The Bible not only often draws attention to the similarity between human fatherhood and divine fatherhood; the Bible also often draws attention to the vast differences between human fatherhood and divine fatherhood. Can you think of any other places? Hebrews 12:10: “For they [earthly fathers] disciplined us for a short time as it seemed best to them, but he disciplines us for our good, that we may share his holiness.” The Bible is not unaware of this pain of this reality in the world: that all human fathers are evil — all of us.
So, Jesus goes beyond the encouragement of saying, “You have a Father in heaven.” He goes beyond that and he says, “You have a perfect father who has no evil,” and he contrasts God without evil with all fathers who are evil. Even if you had the very best father, you still have a good thing coming. God is ten thousand times better than your good father. The difference between a good earthly father and a bad earthly father is a millimeter, but the difference between God and the best earthly father is infinite.
Do you think there’s a huge gap between the bad father and the father you wish you had? Well, compared to how much better God is than the best father, it makes that difference very small. Don’t ever limit your understanding of the fatherhood of God to the experience of your own father — no matter how good he was or how bad he was. Rather, take heart that God has none of the sins of your father — none.
God has none of the limitations of your father. God has none of the weaknesses of your father, and he has none of the hang-ups of your father — none of them. The point Jesus is making is that even fallen fathers give good gifts, usually. Almost everywhere in the world — in spite of sin, in spite of evil — fathers are generally jealous for the good of their children. They would say, “If you try to mess with my kid, you deal with me.” That’s inside almost every father — sin or no sin. He’s on the side of his kid when his kid is in trouble. That’s what Jesus is picking up on.

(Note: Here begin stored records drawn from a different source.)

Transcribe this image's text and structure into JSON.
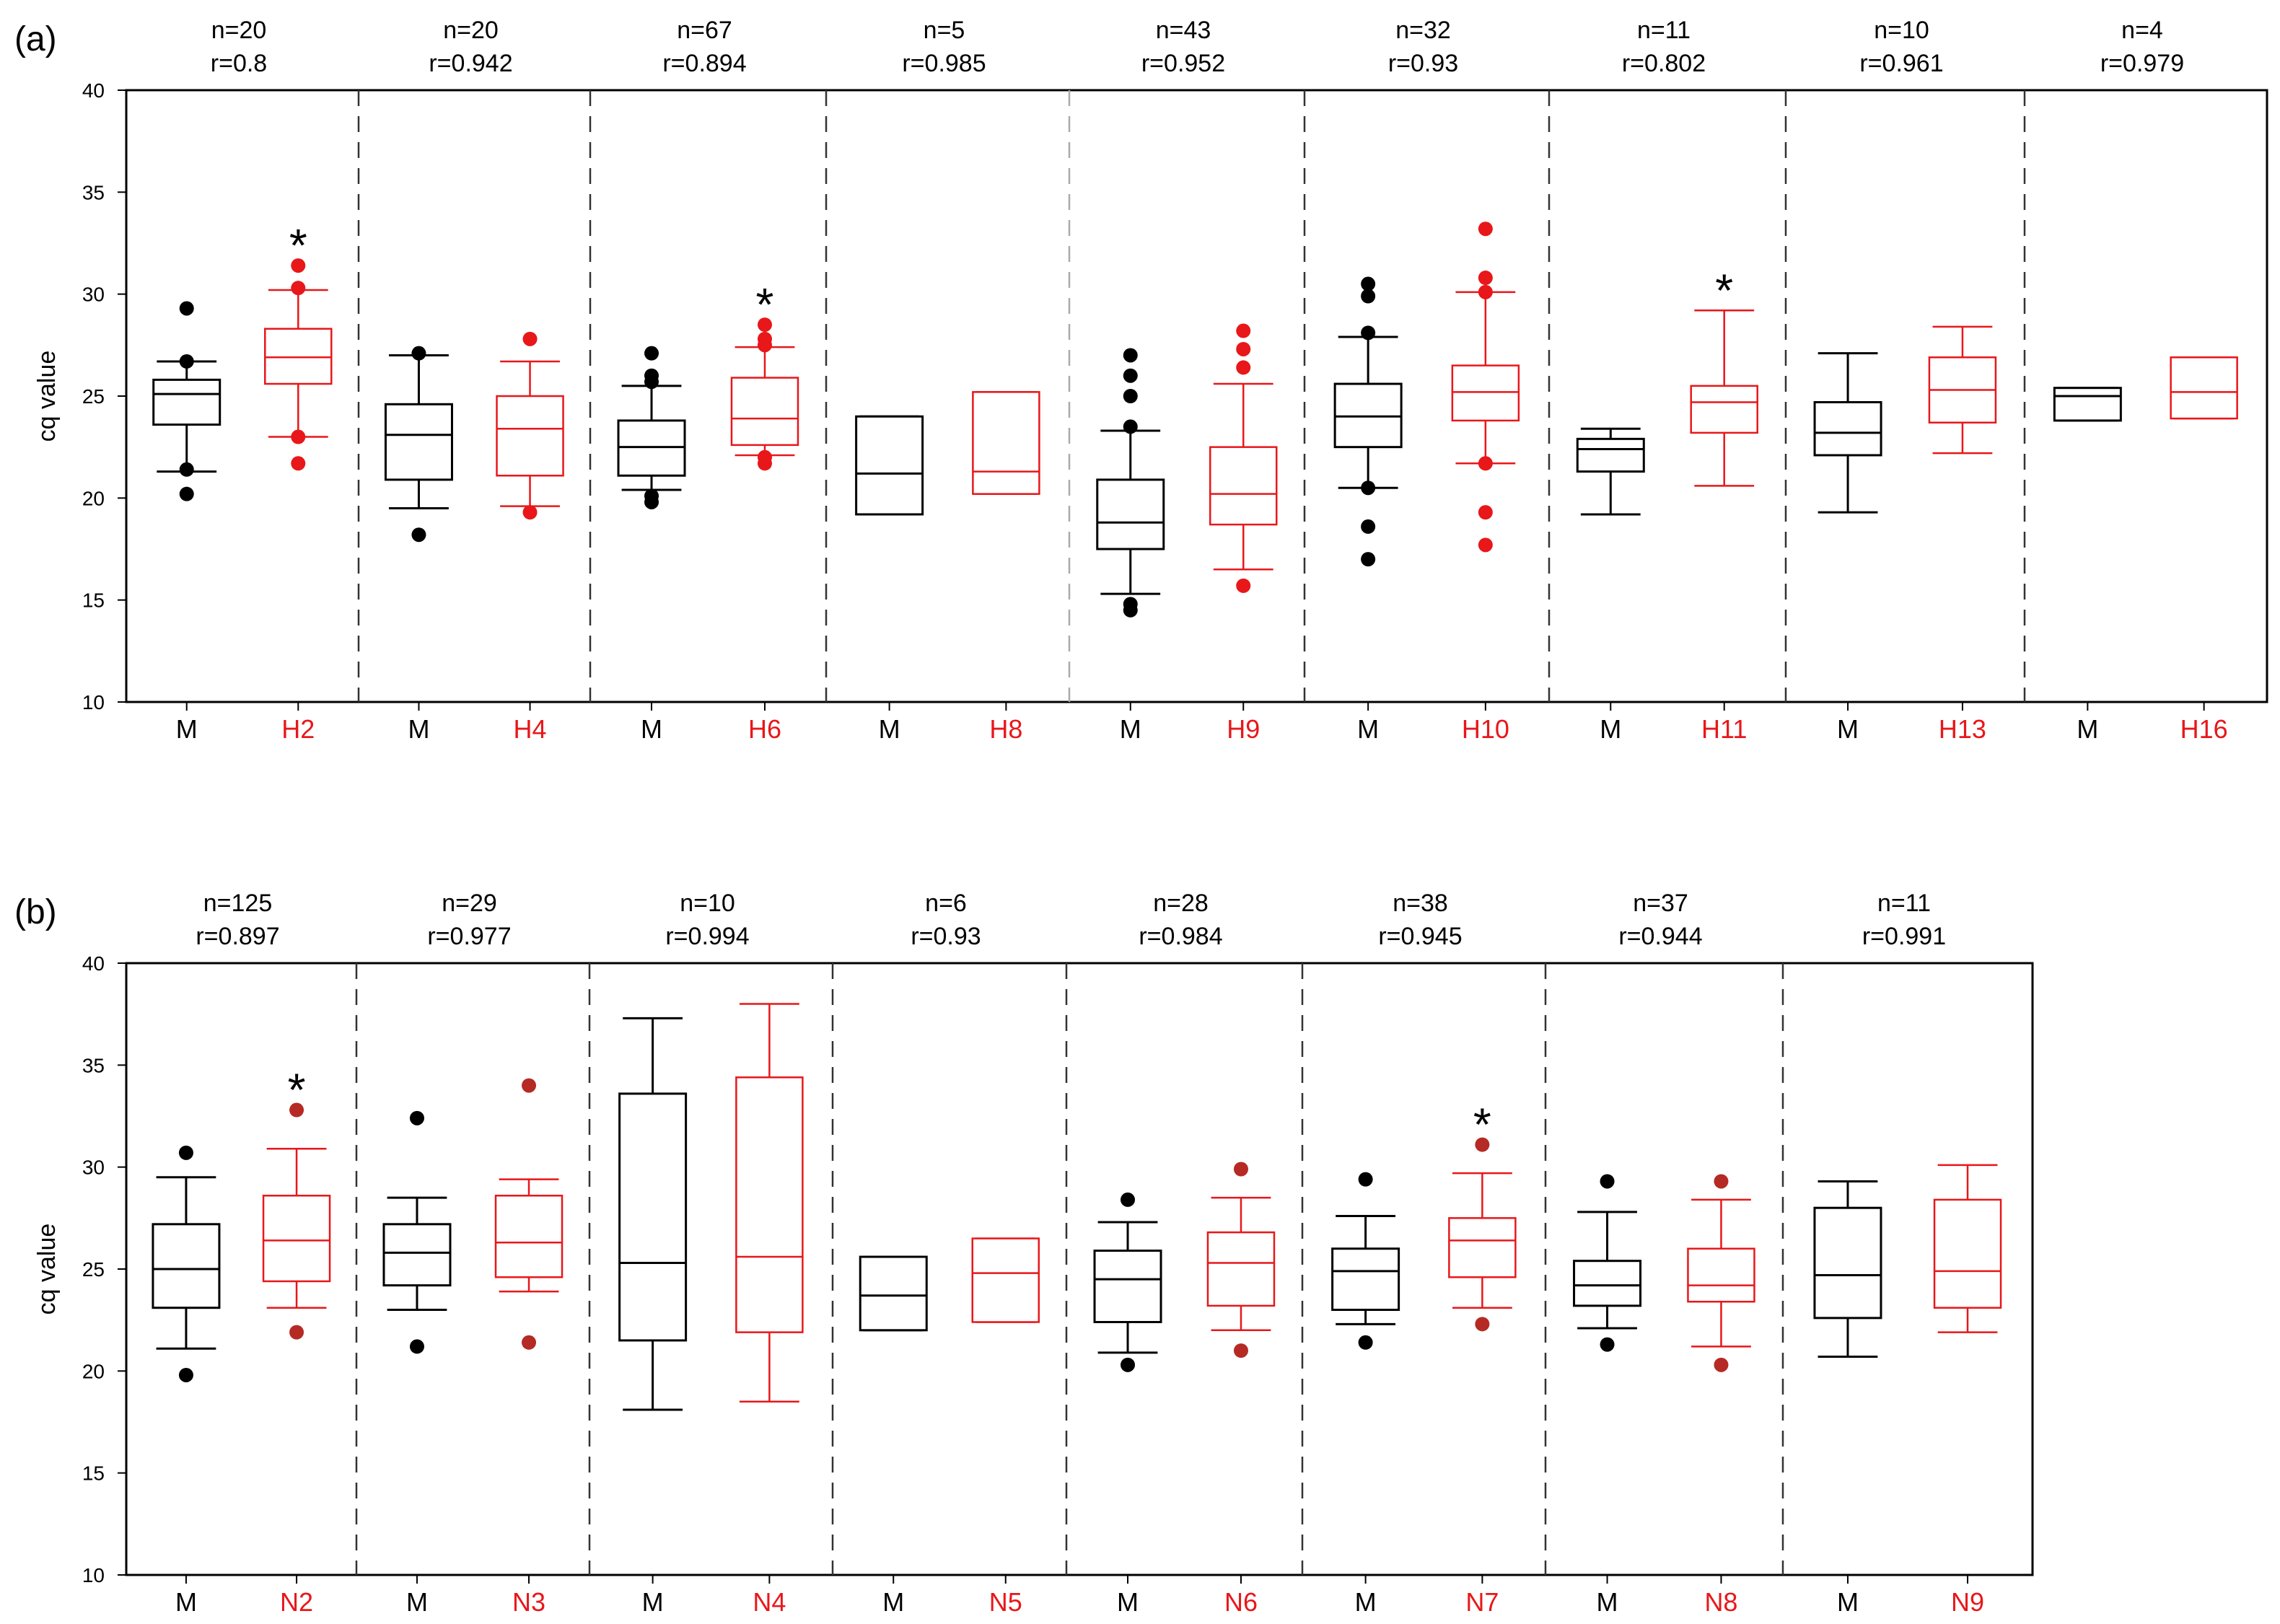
{
  "colors": {
    "male": "#000000",
    "comparison": "#e8171a",
    "comparison_dark_outlier": "#b52a24",
    "divider": "#333333",
    "divider_light": "#aaaaaa",
    "axis": "#000000"
  },
  "chart_data": [
    {
      "type": "box",
      "panel_label": "(a)",
      "ylabel": "cq value",
      "ylim": [
        10,
        40
      ],
      "yticks": [
        10,
        15,
        20,
        25,
        30,
        35,
        40
      ],
      "groups": [
        {
          "n_label": "n=20",
          "r_label": "r=0.8",
          "boxes": [
            {
              "label": "M",
              "series": "male",
              "whislo": 21.3,
              "q1": 23.6,
              "med": 25.1,
              "q3": 25.8,
              "whishi": 26.7,
              "fliers": [
                20.2,
                21.4,
                26.7,
                29.3
              ],
              "star": false
            },
            {
              "label": "H2",
              "series": "comparison",
              "whislo": 23.0,
              "q1": 25.6,
              "med": 26.9,
              "q3": 28.3,
              "whishi": 30.2,
              "fliers": [
                21.7,
                23.0,
                30.3,
                31.4
              ],
              "star": true
            }
          ]
        },
        {
          "n_label": "n=20",
          "r_label": "r=0.942",
          "boxes": [
            {
              "label": "M",
              "series": "male",
              "whislo": 19.5,
              "q1": 20.9,
              "med": 23.1,
              "q3": 24.6,
              "whishi": 27.0,
              "fliers": [
                18.2,
                27.1
              ],
              "star": false
            },
            {
              "label": "H4",
              "series": "comparison",
              "whislo": 19.6,
              "q1": 21.1,
              "med": 23.4,
              "q3": 25.0,
              "whishi": 26.7,
              "fliers": [
                19.3,
                27.8
              ],
              "star": false
            }
          ]
        },
        {
          "n_label": "n=67",
          "r_label": "r=0.894",
          "boxes": [
            {
              "label": "M",
              "series": "male",
              "whislo": 20.4,
              "q1": 21.1,
              "med": 22.5,
              "q3": 23.8,
              "whishi": 25.5,
              "fliers": [
                19.8,
                20.1,
                25.7,
                26.0,
                27.1
              ],
              "star": false
            },
            {
              "label": "H6",
              "series": "comparison",
              "whislo": 22.1,
              "q1": 22.6,
              "med": 23.9,
              "q3": 25.9,
              "whishi": 27.4,
              "fliers": [
                21.7,
                22.0,
                27.5,
                27.8,
                28.5
              ],
              "star": true
            }
          ]
        },
        {
          "n_label": "n=5",
          "r_label": "r=0.985",
          "boxes": [
            {
              "label": "M",
              "series": "male",
              "whislo": 19.2,
              "q1": 19.2,
              "med": 21.2,
              "q3": 24.0,
              "whishi": 24.0,
              "fliers": [],
              "star": false
            },
            {
              "label": "H8",
              "series": "comparison",
              "whislo": 20.2,
              "q1": 20.2,
              "med": 21.3,
              "q3": 25.2,
              "whishi": 25.2,
              "fliers": [],
              "star": false
            }
          ]
        },
        {
          "n_label": "n=43",
          "r_label": "r=0.952",
          "boxes": [
            {
              "label": "M",
              "series": "male",
              "whislo": 15.3,
              "q1": 17.5,
              "med": 18.8,
              "q3": 20.9,
              "whishi": 23.3,
              "fliers": [
                14.5,
                14.8,
                23.5,
                25.0,
                26.0,
                27.0
              ],
              "star": false
            },
            {
              "label": "H9",
              "series": "comparison",
              "whislo": 16.5,
              "q1": 18.7,
              "med": 20.2,
              "q3": 22.5,
              "whishi": 25.6,
              "fliers": [
                15.7,
                26.4,
                27.3,
                28.2
              ],
              "star": false
            }
          ]
        },
        {
          "n_label": "n=32",
          "r_label": "r=0.93",
          "boxes": [
            {
              "label": "M",
              "series": "male",
              "whislo": 20.5,
              "q1": 22.5,
              "med": 24.0,
              "q3": 25.6,
              "whishi": 27.9,
              "fliers": [
                17.0,
                18.6,
                20.5,
                28.1,
                29.9,
                30.5
              ],
              "star": false
            },
            {
              "label": "H10",
              "series": "comparison",
              "whislo": 21.7,
              "q1": 23.8,
              "med": 25.2,
              "q3": 26.5,
              "whishi": 30.1,
              "fliers": [
                17.7,
                19.3,
                21.7,
                30.1,
                30.8,
                33.2
              ],
              "star": false
            }
          ]
        },
        {
          "n_label": "n=11",
          "r_label": "r=0.802",
          "boxes": [
            {
              "label": "M",
              "series": "male",
              "whislo": 19.2,
              "q1": 21.3,
              "med": 22.4,
              "q3": 22.9,
              "whishi": 23.4,
              "fliers": [],
              "star": false
            },
            {
              "label": "H11",
              "series": "comparison",
              "whislo": 20.6,
              "q1": 23.2,
              "med": 24.7,
              "q3": 25.5,
              "whishi": 29.2,
              "fliers": [],
              "star": true
            }
          ]
        },
        {
          "n_label": "n=10",
          "r_label": "r=0.961",
          "boxes": [
            {
              "label": "M",
              "series": "male",
              "whislo": 19.3,
              "q1": 22.1,
              "med": 23.2,
              "q3": 24.7,
              "whishi": 27.1,
              "fliers": [],
              "star": false
            },
            {
              "label": "H13",
              "series": "comparison",
              "whislo": 22.2,
              "q1": 23.7,
              "med": 25.3,
              "q3": 26.9,
              "whishi": 28.4,
              "fliers": [],
              "star": false
            }
          ]
        },
        {
          "n_label": "n=4",
          "r_label": "r=0.979",
          "boxes": [
            {
              "label": "M",
              "series": "male",
              "whislo": 23.8,
              "q1": 23.8,
              "med": 25.0,
              "q3": 25.4,
              "whishi": 25.4,
              "fliers": [],
              "star": false
            },
            {
              "label": "H16",
              "series": "comparison",
              "whislo": 23.9,
              "q1": 23.9,
              "med": 25.2,
              "q3": 26.9,
              "whishi": 26.9,
              "fliers": [],
              "star": false
            }
          ]
        }
      ]
    },
    {
      "type": "box",
      "panel_label": "(b)",
      "ylabel": "cq value",
      "ylim": [
        10,
        40
      ],
      "yticks": [
        10,
        15,
        20,
        25,
        30,
        35,
        40
      ],
      "groups": [
        {
          "n_label": "n=125",
          "r_label": "r=0.897",
          "boxes": [
            {
              "label": "M",
              "series": "male",
              "whislo": 21.1,
              "q1": 23.1,
              "med": 25.0,
              "q3": 27.2,
              "whishi": 29.5,
              "fliers": [
                19.8,
                30.7
              ],
              "star": false
            },
            {
              "label": "N2",
              "series": "comparison",
              "whislo": 23.1,
              "q1": 24.4,
              "med": 26.4,
              "q3": 28.6,
              "whishi": 30.9,
              "fliers": [
                21.9,
                32.8
              ],
              "star": true
            }
          ]
        },
        {
          "n_label": "n=29",
          "r_label": "r=0.977",
          "boxes": [
            {
              "label": "M",
              "series": "male",
              "whislo": 23.0,
              "q1": 24.2,
              "med": 25.8,
              "q3": 27.2,
              "whishi": 28.5,
              "fliers": [
                21.2,
                32.4
              ],
              "star": false
            },
            {
              "label": "N3",
              "series": "comparison",
              "whislo": 23.9,
              "q1": 24.6,
              "med": 26.3,
              "q3": 28.6,
              "whishi": 29.4,
              "fliers": [
                21.4,
                34.0
              ],
              "star": false
            }
          ]
        },
        {
          "n_label": "n=10",
          "r_label": "r=0.994",
          "boxes": [
            {
              "label": "M",
              "series": "male",
              "whislo": 18.1,
              "q1": 21.5,
              "med": 25.3,
              "q3": 33.6,
              "whishi": 37.3,
              "fliers": [],
              "star": false
            },
            {
              "label": "N4",
              "series": "comparison",
              "whislo": 18.5,
              "q1": 21.9,
              "med": 25.6,
              "q3": 34.4,
              "whishi": 38.0,
              "fliers": [],
              "star": false
            }
          ]
        },
        {
          "n_label": "n=6",
          "r_label": "r=0.93",
          "boxes": [
            {
              "label": "M",
              "series": "male",
              "whislo": 22.0,
              "q1": 22.0,
              "med": 23.7,
              "q3": 25.6,
              "whishi": 25.6,
              "fliers": [],
              "star": false
            },
            {
              "label": "N5",
              "series": "comparison",
              "whislo": 22.4,
              "q1": 22.4,
              "med": 24.8,
              "q3": 26.5,
              "whishi": 26.5,
              "fliers": [],
              "star": false
            }
          ]
        },
        {
          "n_label": "n=28",
          "r_label": "r=0.984",
          "boxes": [
            {
              "label": "M",
              "series": "male",
              "whislo": 20.9,
              "q1": 22.4,
              "med": 24.5,
              "q3": 25.9,
              "whishi": 27.3,
              "fliers": [
                20.3,
                28.4
              ],
              "star": false
            },
            {
              "label": "N6",
              "series": "comparison",
              "whislo": 22.0,
              "q1": 23.2,
              "med": 25.3,
              "q3": 26.8,
              "whishi": 28.5,
              "fliers": [
                21.0,
                29.9
              ],
              "star": false
            }
          ]
        },
        {
          "n_label": "n=38",
          "r_label": "r=0.945",
          "boxes": [
            {
              "label": "M",
              "series": "male",
              "whislo": 22.3,
              "q1": 23.0,
              "med": 24.9,
              "q3": 26.0,
              "whishi": 27.6,
              "fliers": [
                21.4,
                29.4
              ],
              "star": false
            },
            {
              "label": "N7",
              "series": "comparison",
              "whislo": 23.1,
              "q1": 24.6,
              "med": 26.4,
              "q3": 27.5,
              "whishi": 29.7,
              "fliers": [
                22.3,
                31.1
              ],
              "star": true
            }
          ]
        },
        {
          "n_label": "n=37",
          "r_label": "r=0.944",
          "boxes": [
            {
              "label": "M",
              "series": "male",
              "whislo": 22.1,
              "q1": 23.2,
              "med": 24.2,
              "q3": 25.4,
              "whishi": 27.8,
              "fliers": [
                21.3,
                29.3
              ],
              "star": false
            },
            {
              "label": "N8",
              "series": "comparison",
              "whislo": 21.2,
              "q1": 23.4,
              "med": 24.2,
              "q3": 26.0,
              "whishi": 28.4,
              "fliers": [
                20.3,
                29.3
              ],
              "star": false
            }
          ]
        },
        {
          "n_label": "n=11",
          "r_label": "r=0.991",
          "boxes": [
            {
              "label": "M",
              "series": "male",
              "whislo": 20.7,
              "q1": 22.6,
              "med": 24.7,
              "q3": 28.0,
              "whishi": 29.3,
              "fliers": [],
              "star": false
            },
            {
              "label": "N9",
              "series": "comparison",
              "whislo": 21.9,
              "q1": 23.1,
              "med": 24.9,
              "q3": 28.4,
              "whishi": 30.1,
              "fliers": [],
              "star": false
            }
          ]
        }
      ]
    }
  ]
}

“Take heart that God has none of the sins of your father.”
Jesus says, “If your father — sinner though he be, though you’re all evil — if he knows how to do anything good for his kid, just think of how much more your perfect heavenly Father is eager to do good things for his children.” Let that land on you. Jesus is laboring with people who have imperfect fathers to help you feel hopeful in prayer. That’s what he’s trying to do here.
He’s trying to get kids, grown kids, forty-year-old kids, who have nothing but horrible memories, on their face, full of hope, that the one in heaven is ten thousand times better. That’s what he’s trying to do.